Wed Sep 1 12:54:02 PDT 2010

Hi,

let's try again with a hopefully clearer description of what we want to
do :-) Apologies for the lengthy email, it's hopefully justified by the
complexity of the problem.

Our future interpreter will need to support variables that are defined
from some context at runtime. They are unknown at compile time. Like this:

int f() {
   int ret = 0;
   ret = h->D(); // h is unknown at compile time
   return ret
}

Our plan is to "escape" them into a runtime invocation of sema (and
actually, runtime codegen), sort of like this:

void f() {
   int ret = 0;
   float arg =42.
   {
     DelayedCompiler::Context __ctx; __ctx.add("arg", arg);
     ret = DelayedCompiler::Compile("h->D(arg);", __ctx);
   }
   return ret;
}

where DelayedCompiler::Compile() is the invocation of the compiler at
runtime, which will compile the argument given some context. So we are
actually talking about ahead-of-time compiled f() with a runtime
compiled "ret = h->D();".

We found that Sema::ActOnIdExpression() is a function we like. It knows
when a lookup fails ("h"), and it allows us to "escape" the expression
by converting it into DelayedCompiler::Compile("h"), returning an
ExpressionResult of our choice.

The problem is that we need to escape the whole statement, and as such
ActOnIdExpression() is both insufficient and at the wrong level.

I see two options (and I am positive that I overlooked some :-):

1. extract the statement from the parser, walk up the AST to the
statement node, and replace it with our context building and
DelayedCompiler::Compile() invocation using the statement as the parser
saw it. This will probably involve some re-invocation of the lexer etc,
to analyze the statement and extract the necessary context.

2. poison the node, and use (add?) a mechanism to build a poisoned AST
statement from poisoned expression nodes. I.e. if a child node is
poisoned then the parent node is poisoned, too - but at least the AST
builds.
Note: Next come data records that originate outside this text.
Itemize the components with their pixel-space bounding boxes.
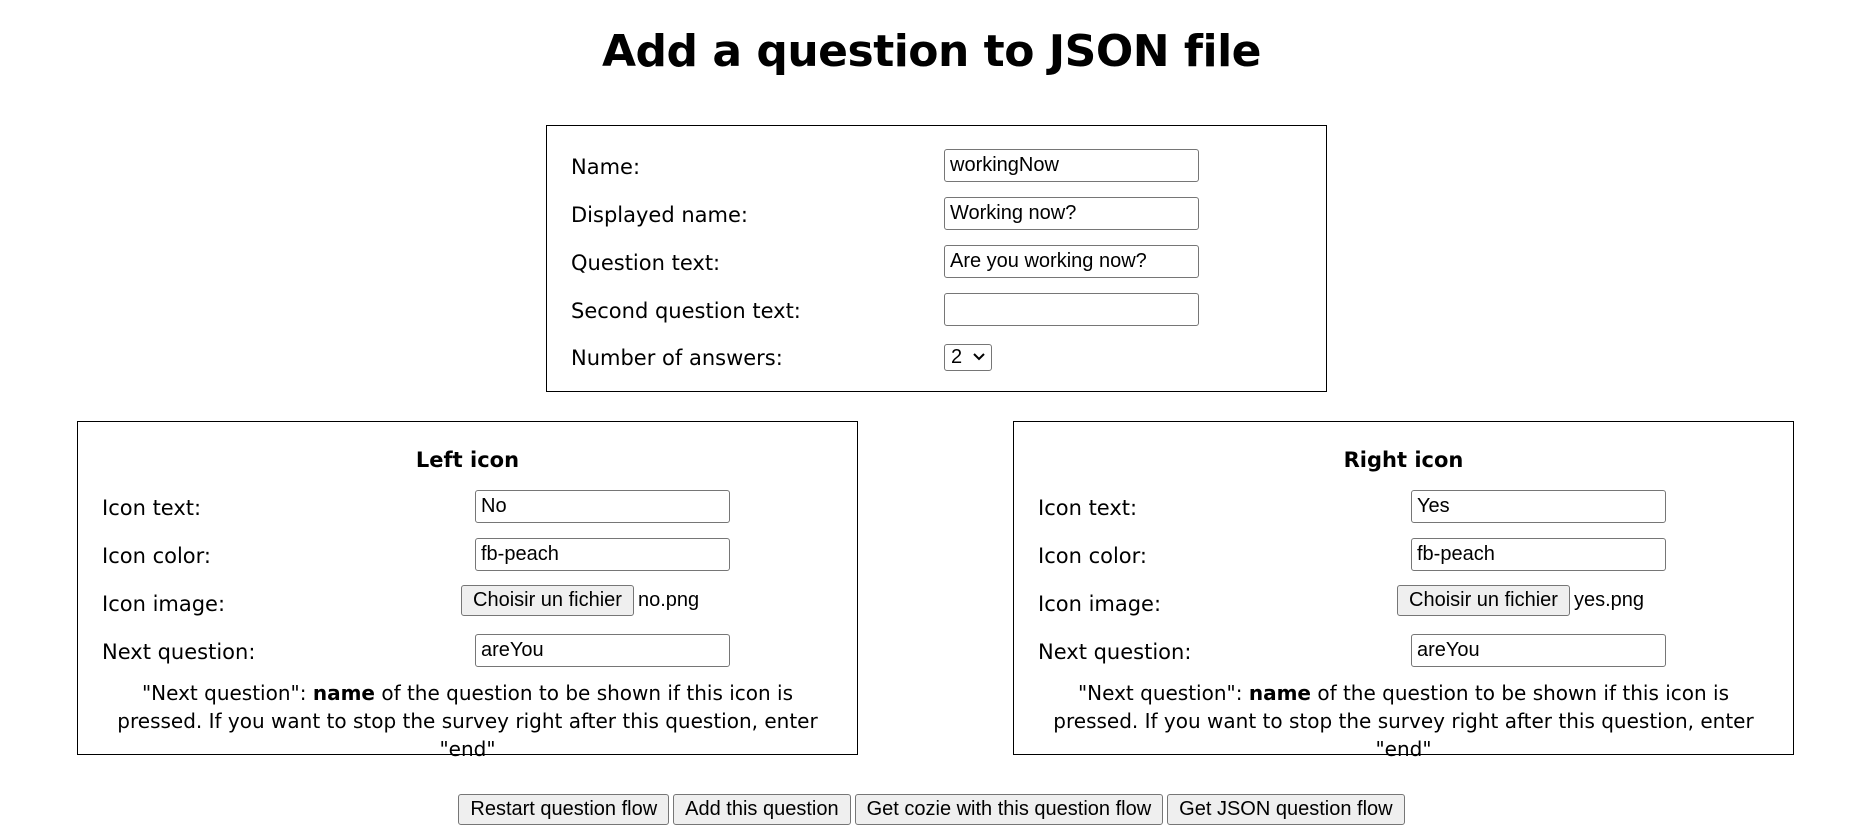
left-next-question-row: Next question: [78, 634, 857, 668]
displayed-name-label: Displayed name: [571, 203, 748, 227]
displayed-name-input[interactable] [944, 197, 1199, 230]
answers-select[interactable]: 2 [944, 344, 992, 371]
restart-question-flow-button[interactable]: Restart question flow [458, 794, 670, 825]
right-next-question-input[interactable] [1411, 634, 1666, 667]
right-icon-text-input[interactable] [1411, 490, 1666, 523]
left-next-question-help: "Next question": name of the question to… [102, 679, 833, 763]
right-icon-color-input[interactable] [1411, 538, 1666, 571]
left-icon-color-label: Icon color: [102, 544, 211, 568]
left-icon-text-label: Icon text: [102, 496, 202, 520]
second-question-label: Second question text: [571, 299, 801, 323]
left-next-question-label: Next question: [102, 640, 256, 664]
left-icon-image-label: Icon image: [102, 592, 226, 616]
right-icon-panel: Right icon Icon text: Icon color: Icon i… [1013, 421, 1794, 761]
question-text-input[interactable] [944, 245, 1199, 278]
left-icon-text-row: Icon text: [78, 490, 857, 524]
right-help-bold: name [1248, 681, 1311, 705]
left-next-question-input[interactable] [475, 634, 730, 667]
get-json-button[interactable]: Get JSON question flow [1167, 794, 1405, 825]
second-question-row: Second question text: [547, 293, 1326, 327]
page-title: Add a question to JSON file [601, 26, 1262, 77]
name-row: Name: [547, 149, 1326, 183]
right-icon-image-row: Icon image: Choisir un fichier yes.png [1014, 585, 1793, 624]
right-icon-text-label: Icon text: [1038, 496, 1138, 520]
left-help-bold: name [312, 681, 375, 705]
displayed-name-row: Displayed name: [547, 197, 1326, 231]
right-help-prefix: "Next question": [1077, 681, 1249, 705]
right-icon-title: Right icon [1343, 448, 1464, 472]
left-icon-color-input[interactable] [475, 538, 730, 571]
right-choose-file-button[interactable]: Choisir un fichier [1397, 585, 1570, 616]
right-icon-image-label: Icon image: [1038, 592, 1162, 616]
left-icon-text-input[interactable] [475, 490, 730, 523]
left-choose-file-button[interactable]: Choisir un fichier [461, 585, 634, 616]
left-icon-color-row: Icon color: [78, 538, 857, 572]
add-question-button[interactable]: Add this question [673, 794, 851, 825]
left-icon-title: Left icon [415, 448, 520, 472]
get-cozie-button[interactable]: Get cozie with this question flow [854, 794, 1164, 825]
second-question-input[interactable] [944, 293, 1199, 326]
right-icon-color-row: Icon color: [1014, 538, 1793, 572]
question-text-row: Question text: [547, 245, 1326, 279]
right-icon-color-label: Icon color: [1038, 544, 1147, 568]
name-label: Name: [571, 155, 641, 179]
right-next-question-help: "Next question": name of the question to… [1038, 679, 1769, 763]
answers-select-value: 2 [951, 346, 963, 368]
left-icon-image-row: Icon image: Choisir un fichier no.png [78, 585, 857, 624]
right-icon-text-row: Icon text: [1014, 490, 1793, 524]
general-question-panel: Name: Displayed name: Question text: Sec… [546, 125, 1327, 392]
left-icon-panel: Left icon Icon text: Icon color: Icon im… [77, 421, 858, 761]
right-next-question-row: Next question: [1014, 634, 1793, 668]
left-help-prefix: "Next question": [141, 681, 313, 705]
left-file-name: no.png [637, 589, 700, 611]
answers-label: Number of answers: [571, 346, 783, 370]
name-input[interactable] [944, 149, 1199, 182]
chevron-down-icon [973, 353, 985, 361]
right-next-question-label: Next question: [1038, 640, 1192, 664]
answers-row: Number of answers: 2 [547, 344, 1326, 378]
action-bar: Restart question flow Add this question … [0, 794, 1863, 825]
right-file-name: yes.png [1573, 589, 1645, 611]
question-text-label: Question text: [571, 251, 721, 275]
Then in a second pass we can replace the poisoned statement by
our invocation to DelayedCompiler::Compile() - but this time we have the
parsed nodes already (yes, no valid AST, but lexed source that we can
use to build the DelayedCompiler::Compile() invocation).

If it helps, we know that all the unknown ids are pointers, and we can
limit the use cases we support (e.g. the candidate list for overload
resolution must have exactly one entry etc).

Any comments, recommendations, ideas?

Cheers, Axel.